If there is one thing that Singapore is known for, it is the Certificate of Entitlement (COE) that all motor vehicles must have before they can be driven on the road.
Given the continuous increase in COE prices over the past few years, it is no surprise that vehicle ownership in Singapore has also significantly risen alongside these soaring prices.
Source: Channel News Asia
The supply and demand cycle
To many, it may seem absurd how much a certificate tied to a car for only 10 years can cost. However, it is essential to first grasp the fundamental principle of the COE.
According to the Land Transport Authority’s (LTA) website, COEs are allocated through bi-monthly open bidding exercises.
Typically, the open bidding exercise commences at 12 pm on the first and third Monday of each month and lasts for three working days.
During the open bidding exercise, both dealers and prospective vehicle owners have the opportunity to place their bids for the respective COE categories.
With this understanding, we can observe that the prices of COEs are determined by the supply and demand dynamics in each bidding round.
If the supply is low and demand is high, prices rise. Conversely, if the supply is high and demand is low, prices decrease.
What has happened to the COE supply recently
With the supply and demand cycle understood, it is worth examining the recent timeline of certain adjustments made by LTA, which resulted in the continuous surge of COE prices, eventually reaching a record high of S$125,000 for the open category COE in May of this year
COE supply shrunk between November 2022 and January 2023
Despite the upward trend in COE prices over the past few years, in October 2022, LTA made the decision to reduce the supply of COEs by 13.8%, equivalent to 3,040 per month (The New Paper)
This was a decrease from the quota of 3,526 COEs per month that was available from August to October 2022.
Increase in COE Quota from May 2023 to July 2023
The reduction in COE supply in November 2022 and January 2023 has significantly driven up COE prices.
In March of this year, the price of COE reached its all-time high of $116,020 for open category certificates.
Two months later, in May, LTA announced a one-time adjustment of COEs aimed at “reducing volatility for Categories A and B COEs.”
Source: LTA’s Website
The total number of available COEs for the period from May to July was increased to 10,431, averaging to 3,477 COEs per month.
During this time, the premium for Category A COE, which covers smaller cars up to 1,600cc and 130bhp, as well as electric vehicles (EVs) with up to 110 kilowatts of power, decreased from $101,001 to $92,000. (The Straits Times)
Similarly, the premium for Category B COE, applicable to larger and more powerful cars, also decreased by 5.33 percent, from $119,399 to $113,034. (The Straits Times)
However, in the same month, the COE for open category vehicles, which can be used for any type of vehicle except motorcycles, reached a record price of $125,000.
More COEs Available from the Month of August to October
Despite the decline in COE prices in May 2023, the prices of COEs remained high in June and July.

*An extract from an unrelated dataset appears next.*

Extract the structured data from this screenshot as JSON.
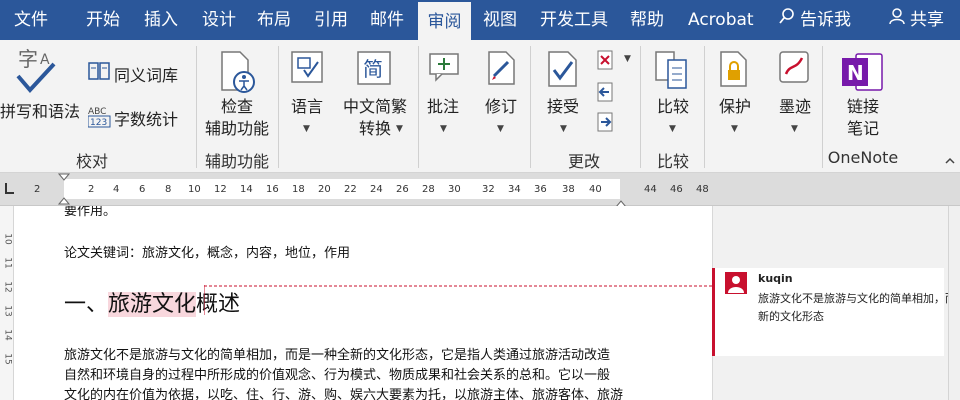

In the latest bidding exercises of July, which were released on July 19th, the Category A car COE closed at $95,202, the Category B car COE closed at $118,001, and the Open category COEs closed at $122,100.
COE price for Motorcycle was seen with an increase of 4% to S$10,501, up from S$10,090.
Despite the increased supply of COEs, it appears that the prices of COEs still remain high.
Considering the sustained high prices of COEs, it was announced by LTA last week that more COEs will be made available in the next three months.
Source: LTA’s Website
A screenshot taken from LTA’s website reveals an increase in COE supply for all categories.
In total, this amounts to 11,019 COEs available from August to November, marking a 5.6% increase from the 10,431 COEs available from May to July.
Looking ahead, while we hope for a decrease in prices, we can only wait and observe the future trajectory of COE prices.
Huge drop in COE renewal
ROADS.sg spoke to Galvin Khong, the Business Development Director at Vin’s Automotive Group, to gain insight into current industry trends.
He believes that despite the expected increase in COE supply in the upcoming months, the demand for COEs will remain strong.
When asked about the renewal of COE, Mr. Khong shared that fewer drivers would opt for this option, as it seems impractical to spend over $110,000 (based on the latest PQP) just to extend the lifespan of an old car by another 10 years.
Instead, he mentioned, “More buyers are now looking to purchase used cars with 2 or 3 years of COE remaining.”
New car sales hit hard by COE prices
However, he finds it evident that the sales of new cars have dropped drastically. Instead, buyers are now leaning towards purchasing pre-owned cars.
Mr. Khong also shared how the sales of new cars could go as low as just 2-3 per month, a significant decline compared to the 2-digit figures when COE prices were much lower.
When asked how he manages the challenge of high COE prices, he added, “Sometimes we have to pivot and focus on trading in more used cars instead.”
Moving forward from here
As COE prices continue to rise, it remains uncertain when they will peak or if they will ever do so.
Mr. Khong, however, holds the belief that the prices are “likely to stagnate over the next few months” due to the ongoing high demand.
Nevertheless, he remains optimistic that the supply of COEs will begin to increase more significantly in the first quarter of 2025.